Prepare for yet another very Andrew Lloyd Webber summer

Mark Shenton
Mark Shenton

In 2017, Andrew Lloyd Webber became the first composer since Richard Rodgers in 1953 to have four musicals simultaneously running on Broadway, when The Phantom of the Opera (the longest-running musical of all-time there) and his most recent show School of Rock were joined by revivals of Cats and Sunset Boulevard.

And this week sees the start of a run of major revivals of his first three musical hits in London that by August will see a total of five of his titles playing here simultaneously: the original London production of The Phantom of the Opera (still going strong at Her Majesty's, and a new UK and Ireland tour to open in Leicester next February), and School of Rock (running at the Gillian Lynne Theatre to 5th January) which are to to be joined in turn by Joseph and the Amazing Technicolor Dreamcoat (from tomorrow at the London Palladium), Jesus Christ Superstar (at the Barbican from 4th July) and Evita (at Regent's Park Open Air from 2nd August), each handily opening in the same chronology in which they originally appeared in London.

Meanwhile, a new live-action film version of Cats, his other smash hit besides Phantom which set its own record for the longest running musical in the West End during its 21-year-run at the New London, is set to be rebased in December.

Joseph rehearsals
Jac Yarrow and Sheridan Smith in rehearsals for Joseph

He also has a brand-new musical Cinderella waiting in the wings that I attended an invited sing-through of at The Other Palace in May. As I reported here at the time: "Although I wasn't on reviewing duty - certainly not at this early stage of its public airing - it was exciting to see such a confident, funny, fresh and sassy contemporary take on such a classic tale. A million miles from a panto, but with some thrilling new Lloyd Webber showstoppers delivered by quite one of the starriest ensemble casts I've ever seen assembled for a three-night run."

That cast featured Carrie Hope Fletcher in the title role, with Tyrone Huntley as her suitor, Victoria Hamilton-Barritt as her stepmother, Sophie Isaacs and Rebecca Trehearn as her stepsisters, and Ruthie Henshall as the Queen.

So the creative life of Lloyd Webber, now 71 years old, is still unstoppable. As is his bank balance: this year's Sunday Times Rich list assessed his value as £820m, up £80m on the previous year. (The listing also erroneously suggested he'd sold the Theatre Royal Haymarket to Sir Len Blavatnik for £45m; it was never a theatre he actually owned, though his theatre holding company - now called LW Theatres - owns seven others, including such crown jewels as the London Palladium, and the Theatre Royal Drury Lane which is currently undergoing a $45m refurbishment before it reopens next year to host the London premiere of Disney's Frozen). But for all his wealth accumulation, which also enabled him to become a prolific private collector of Victorian art, he once called himself a "very, very bad businessman" in an interview.
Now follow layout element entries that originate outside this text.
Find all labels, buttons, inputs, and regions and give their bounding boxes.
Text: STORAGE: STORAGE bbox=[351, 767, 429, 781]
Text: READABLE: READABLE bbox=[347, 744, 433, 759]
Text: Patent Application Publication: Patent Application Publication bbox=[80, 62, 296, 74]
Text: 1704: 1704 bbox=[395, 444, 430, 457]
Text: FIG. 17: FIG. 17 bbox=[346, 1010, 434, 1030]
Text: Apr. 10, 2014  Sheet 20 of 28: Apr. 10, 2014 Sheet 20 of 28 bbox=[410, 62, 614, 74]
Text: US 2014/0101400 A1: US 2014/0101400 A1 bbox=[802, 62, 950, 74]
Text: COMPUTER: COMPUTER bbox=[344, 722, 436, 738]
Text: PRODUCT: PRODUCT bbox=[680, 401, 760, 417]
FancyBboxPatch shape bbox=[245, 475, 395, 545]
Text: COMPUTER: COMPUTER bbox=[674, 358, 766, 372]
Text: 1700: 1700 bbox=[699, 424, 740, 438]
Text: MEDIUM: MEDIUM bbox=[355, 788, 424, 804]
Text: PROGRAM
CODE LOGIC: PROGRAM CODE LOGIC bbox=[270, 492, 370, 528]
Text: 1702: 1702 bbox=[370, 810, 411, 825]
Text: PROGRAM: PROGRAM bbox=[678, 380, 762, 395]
Lloyd Webber has long been an outspoken commentator on the arts, and even once enjoyed a five-year tenure as a food and wine critic on the Daily Telegraph. He is now also a restaurateur, with the addition of the Naughty Piglet to The Other Palace. Its success has led Lloyd Webber to joke: "The critics seem to like it more than some of the shows."

But it also shows Lloyd Webber's ability to be a theatrical innovator, offstage as well as on: as he said after it was included in the Good Food Guide in 2017, "I've always thought it would be a nice thing to have decent food in a theatre and this has come together rather happily."

He also sat in the House of Lords for twenty years, though he only actually voted 42 times during that period, including a controversial vote supporting the government's motion for cuts to Universal Credit. He formally withdrew from the Lords in 2017, citing his workload; in his resignation letter, he wrote: "I have a work schedule stretching ahead of me that is the busiest of my career to date. This means it would be impossible for me to regularly vote or properly consider the vitally important issues that the House of Lords will face as a consequence of Brexit."

It's just as well, given both the current state of Brexit and his own work commitments. In the process, he has returned to his first love: composing. As he said in one interview, "I'm a composer for the joy of it. It's what I do, and it's what makes me tick, really. I always have melody in my head."

And many of those have become standards. In the next few weeks, as we hear songs like "Close Every Door" at the London Palladium, "Gethsemane" at the Barbican and "Don't Cry for Me, Argentina" at the Open Air Theatre, we'll be reminded yet again of what a supreme melodist Lloyd Webber is. And as one of his great arias from The Phantom of the Opera has it in Charles Hart's lyrics: "Softly, deftly music shall caress you/ hear it, feel it secretly possess you."

There, in a nutshell, is what Lloyd Webber feels about music - and what audiences respond to.